Anna Kendrick, 39, atriz e cantora norte-americana decide se lançar por trás das câmeras para contar a história de um serial killer que colecionou 8 assassinatos e mais de 130 vítimas. Ambientado nos anos 1970, Kendrick que é uma excelente artista, em seu primeiro trabalho como diretora consegue fazer escolhas relevantes e que, de certa forma, começam a delinear seu estilo cinematográfico para o futuro. Atualmente o true crime está em alta no audiovisual. Infelizmente ele ganha ibope pelos motivos menos humanos: dar foco, voz e lugar aos criminosos, esquecendo-se, na maioria das vezes, das vítimas, das pessoas que perderam suas vidas por conta de uma crueldade desumana e que muitas ainda sofrem por falta de investigação policial. A Garota da Vez traz a mulher para o centro da narrativa; para o centro do título da obra; para o centro da discussão.
O filme segue a aspirante a atriz Cheryl Bradshaw (Kendrick) que, para conseguir fama e visibilidade na disputada Hollywood decide partipar de um programa de namoro chamado “The Dating Game”. O que ela não imaginava era que um dos pretendentes era o serial killer Rodney Alcala (Daniel Zovatto) que, surpreendentemente foi o escolhido por Cheryl para viver um possível date romântico. Cheryl é uma jovem mulher inteligente, amante das artes e estudiosa. No programa, ela decide seguir seu instinto e fugir do roteiro que o apresentador lhe oferece, o que já nos cativa a não fugir da trama. Por mais que temos, no decorrer da trama, a presença de coadjuvantes, toda a história se foca apenas na dupla Cheryl e Rodney e conseguimos acompanhar a história sem quebra de narrativa, sem paradas para explicações e sem monólogos sem sentido.
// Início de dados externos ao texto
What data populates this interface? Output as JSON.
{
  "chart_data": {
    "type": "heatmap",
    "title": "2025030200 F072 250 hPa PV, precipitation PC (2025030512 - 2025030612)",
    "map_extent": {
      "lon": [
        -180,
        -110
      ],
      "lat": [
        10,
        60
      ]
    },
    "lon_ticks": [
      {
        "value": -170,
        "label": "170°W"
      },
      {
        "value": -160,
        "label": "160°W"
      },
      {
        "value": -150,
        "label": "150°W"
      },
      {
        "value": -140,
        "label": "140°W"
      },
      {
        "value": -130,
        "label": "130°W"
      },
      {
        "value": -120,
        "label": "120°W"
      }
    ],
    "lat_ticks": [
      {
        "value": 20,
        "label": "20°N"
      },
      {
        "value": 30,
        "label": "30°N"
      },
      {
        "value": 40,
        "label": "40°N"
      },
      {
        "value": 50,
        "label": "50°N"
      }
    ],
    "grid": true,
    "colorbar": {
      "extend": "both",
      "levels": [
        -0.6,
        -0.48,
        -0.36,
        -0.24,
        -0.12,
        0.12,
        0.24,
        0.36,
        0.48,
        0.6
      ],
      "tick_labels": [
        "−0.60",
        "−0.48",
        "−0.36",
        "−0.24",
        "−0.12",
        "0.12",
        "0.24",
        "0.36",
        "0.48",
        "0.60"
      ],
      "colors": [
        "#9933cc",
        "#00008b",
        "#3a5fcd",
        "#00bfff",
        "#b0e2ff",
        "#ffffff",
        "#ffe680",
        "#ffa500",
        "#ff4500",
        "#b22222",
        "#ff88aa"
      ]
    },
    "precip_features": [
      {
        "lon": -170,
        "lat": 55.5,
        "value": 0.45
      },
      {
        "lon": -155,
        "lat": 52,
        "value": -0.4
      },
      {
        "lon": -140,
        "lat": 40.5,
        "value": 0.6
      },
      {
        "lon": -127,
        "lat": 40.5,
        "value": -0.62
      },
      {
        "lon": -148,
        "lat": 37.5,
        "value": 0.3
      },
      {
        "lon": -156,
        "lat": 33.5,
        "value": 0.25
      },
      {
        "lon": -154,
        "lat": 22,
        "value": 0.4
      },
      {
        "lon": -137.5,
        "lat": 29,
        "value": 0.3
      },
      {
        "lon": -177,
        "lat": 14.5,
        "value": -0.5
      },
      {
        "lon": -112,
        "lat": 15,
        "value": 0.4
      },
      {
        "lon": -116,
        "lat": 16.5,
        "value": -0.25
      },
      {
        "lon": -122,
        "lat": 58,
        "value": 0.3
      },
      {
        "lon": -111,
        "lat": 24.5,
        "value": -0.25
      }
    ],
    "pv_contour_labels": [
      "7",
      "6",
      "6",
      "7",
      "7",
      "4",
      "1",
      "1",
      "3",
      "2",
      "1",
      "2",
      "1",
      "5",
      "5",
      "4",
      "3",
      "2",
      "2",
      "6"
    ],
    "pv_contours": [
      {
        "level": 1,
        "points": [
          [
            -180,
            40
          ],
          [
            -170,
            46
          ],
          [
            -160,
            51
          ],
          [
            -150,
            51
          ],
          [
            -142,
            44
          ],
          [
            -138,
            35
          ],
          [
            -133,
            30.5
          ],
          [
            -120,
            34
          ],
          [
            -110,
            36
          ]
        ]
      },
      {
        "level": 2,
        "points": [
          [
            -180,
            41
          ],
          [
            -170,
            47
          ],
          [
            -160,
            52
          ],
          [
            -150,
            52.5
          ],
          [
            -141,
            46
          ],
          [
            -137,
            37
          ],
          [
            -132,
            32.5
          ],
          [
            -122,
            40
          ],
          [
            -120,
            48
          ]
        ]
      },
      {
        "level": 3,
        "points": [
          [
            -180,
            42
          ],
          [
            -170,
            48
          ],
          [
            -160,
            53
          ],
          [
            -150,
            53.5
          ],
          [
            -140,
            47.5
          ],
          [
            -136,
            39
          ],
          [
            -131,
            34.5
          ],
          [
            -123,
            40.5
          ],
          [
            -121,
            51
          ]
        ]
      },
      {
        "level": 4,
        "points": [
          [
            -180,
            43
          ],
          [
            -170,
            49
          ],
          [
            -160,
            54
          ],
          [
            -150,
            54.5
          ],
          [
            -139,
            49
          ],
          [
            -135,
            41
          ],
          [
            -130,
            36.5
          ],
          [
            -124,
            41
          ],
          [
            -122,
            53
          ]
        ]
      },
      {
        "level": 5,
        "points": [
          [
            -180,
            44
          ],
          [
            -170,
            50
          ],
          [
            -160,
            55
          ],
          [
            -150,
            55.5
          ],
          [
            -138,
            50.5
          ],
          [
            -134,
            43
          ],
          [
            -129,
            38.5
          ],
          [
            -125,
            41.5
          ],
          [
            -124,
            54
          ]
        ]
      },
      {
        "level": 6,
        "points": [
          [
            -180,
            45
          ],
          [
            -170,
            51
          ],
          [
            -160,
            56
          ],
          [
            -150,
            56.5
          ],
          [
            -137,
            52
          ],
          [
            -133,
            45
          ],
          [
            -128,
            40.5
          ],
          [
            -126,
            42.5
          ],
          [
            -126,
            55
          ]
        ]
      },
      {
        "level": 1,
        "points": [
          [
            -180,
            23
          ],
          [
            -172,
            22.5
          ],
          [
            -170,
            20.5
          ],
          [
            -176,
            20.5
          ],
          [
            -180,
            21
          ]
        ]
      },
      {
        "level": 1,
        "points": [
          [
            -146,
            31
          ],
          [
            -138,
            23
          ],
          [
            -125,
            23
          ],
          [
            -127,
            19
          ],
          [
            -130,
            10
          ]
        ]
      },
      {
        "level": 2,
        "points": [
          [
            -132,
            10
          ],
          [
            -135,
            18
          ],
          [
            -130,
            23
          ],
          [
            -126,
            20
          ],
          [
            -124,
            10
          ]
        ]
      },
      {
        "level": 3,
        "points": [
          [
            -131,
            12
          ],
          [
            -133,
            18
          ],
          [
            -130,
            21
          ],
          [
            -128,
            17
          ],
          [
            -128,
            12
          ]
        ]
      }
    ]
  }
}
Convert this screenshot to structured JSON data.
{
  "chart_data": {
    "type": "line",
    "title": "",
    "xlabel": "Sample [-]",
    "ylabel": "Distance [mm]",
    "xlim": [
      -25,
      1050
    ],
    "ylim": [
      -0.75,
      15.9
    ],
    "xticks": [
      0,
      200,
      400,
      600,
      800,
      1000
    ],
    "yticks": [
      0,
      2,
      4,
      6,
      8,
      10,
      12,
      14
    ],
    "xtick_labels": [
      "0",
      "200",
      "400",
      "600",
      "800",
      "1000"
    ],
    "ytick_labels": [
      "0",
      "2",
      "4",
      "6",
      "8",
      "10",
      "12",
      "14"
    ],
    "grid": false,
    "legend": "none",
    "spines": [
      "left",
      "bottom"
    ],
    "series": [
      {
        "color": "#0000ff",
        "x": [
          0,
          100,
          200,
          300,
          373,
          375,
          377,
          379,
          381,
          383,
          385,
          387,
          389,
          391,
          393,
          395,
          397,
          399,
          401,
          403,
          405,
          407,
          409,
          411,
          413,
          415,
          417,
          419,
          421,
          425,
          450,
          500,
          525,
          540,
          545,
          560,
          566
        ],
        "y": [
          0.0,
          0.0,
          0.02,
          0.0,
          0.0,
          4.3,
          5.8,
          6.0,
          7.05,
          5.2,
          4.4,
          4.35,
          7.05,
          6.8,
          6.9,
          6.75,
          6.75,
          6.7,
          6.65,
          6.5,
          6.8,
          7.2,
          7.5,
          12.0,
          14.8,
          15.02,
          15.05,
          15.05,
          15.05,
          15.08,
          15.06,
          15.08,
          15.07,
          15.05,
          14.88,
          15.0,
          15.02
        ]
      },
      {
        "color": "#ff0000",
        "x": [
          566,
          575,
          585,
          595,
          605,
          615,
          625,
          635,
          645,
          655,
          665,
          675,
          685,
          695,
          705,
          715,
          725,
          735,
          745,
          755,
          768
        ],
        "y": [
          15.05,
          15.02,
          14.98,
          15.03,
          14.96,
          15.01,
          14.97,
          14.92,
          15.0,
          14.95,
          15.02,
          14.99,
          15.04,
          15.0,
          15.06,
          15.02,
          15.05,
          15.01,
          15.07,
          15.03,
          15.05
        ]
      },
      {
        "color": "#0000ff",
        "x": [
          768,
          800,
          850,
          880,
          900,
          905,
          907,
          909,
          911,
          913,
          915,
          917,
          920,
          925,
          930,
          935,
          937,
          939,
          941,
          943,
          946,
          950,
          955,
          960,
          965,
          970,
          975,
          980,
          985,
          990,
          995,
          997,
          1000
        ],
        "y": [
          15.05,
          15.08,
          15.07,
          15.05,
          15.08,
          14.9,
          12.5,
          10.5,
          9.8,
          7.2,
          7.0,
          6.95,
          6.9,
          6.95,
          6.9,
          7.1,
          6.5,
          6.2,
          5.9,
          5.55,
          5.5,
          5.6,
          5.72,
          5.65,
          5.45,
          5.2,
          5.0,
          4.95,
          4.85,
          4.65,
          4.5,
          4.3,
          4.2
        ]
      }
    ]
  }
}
É desconcertante quando a gente se dispõe a assistir histórias profundamente femininas, mas que são conduzidas por homens. Por mais que seja um cineasta de respeito, consagrado, com trabalhos impecáveis, o olhar de uma mulher por trás das câmeras é relevante para que a história possa ganhar outra perspectiva. Kendrick nos dá isso. A diretora nos coloca na pele das vítimas fazendo com que nós nos sintamos não enojados pelo torturador, mas, doloridos pela experiência que cada uma experimenta. Quando vemos, por exemplo, Charlie (Kathryn Gallagher), uma das vítimas que consegue sobreviver e é quem consegue pôr um ponto final nessa trama, vemos o quanto uma mulher que sofre abusos, violência, são enganadas, precisam ser frias e forte para sobreviver na presença de um agressor.
Gallagher nos surpreende ao se aproximar de Rodney, fingindo compreender a dor dele, afim de conseguir uma brecha para escapar. Em todas as vezes que um homem se aproximou de Cheryl, não foi para compreender a dor dela, não foi para ouvir sobre suas lutas cotidianas, não foi para escutar sobre seus dramas e traumas... sempre foi para tirar dela algum proveito. Como o vizinho de seu prédio, Terry (Pete Homes), por exemplo, que tinha certa proximidade utilitarista e oportunista. Que quando “conseguiu o que queria”, aquela mulher era apenas mais uma de sua lista.
Por fim A Garota da Vez é “menos violento”, “menos apelativo”, mas, mais forte e mais humano. Assistimos a história sob a perspectiva de uma mulher que filma, e outras mulheres que assistem. Kendrick tem futuro na direção. Só da sua escolha em resolver mostrar para o mundo uma história que é bastante difícil de contar, mas que assumiu fazendo escolhas relevantes, já merece o mérito pelo trabalho. O filme não é só sobre uma garota que queria ser vista e reconhecida por seu talento, mas é sobre diversas mulheres que são invisíveis socialmente porque não são enxergadas por seus talentos e inteligência, mas como meros objetos de conquista e consumo a bel prazer.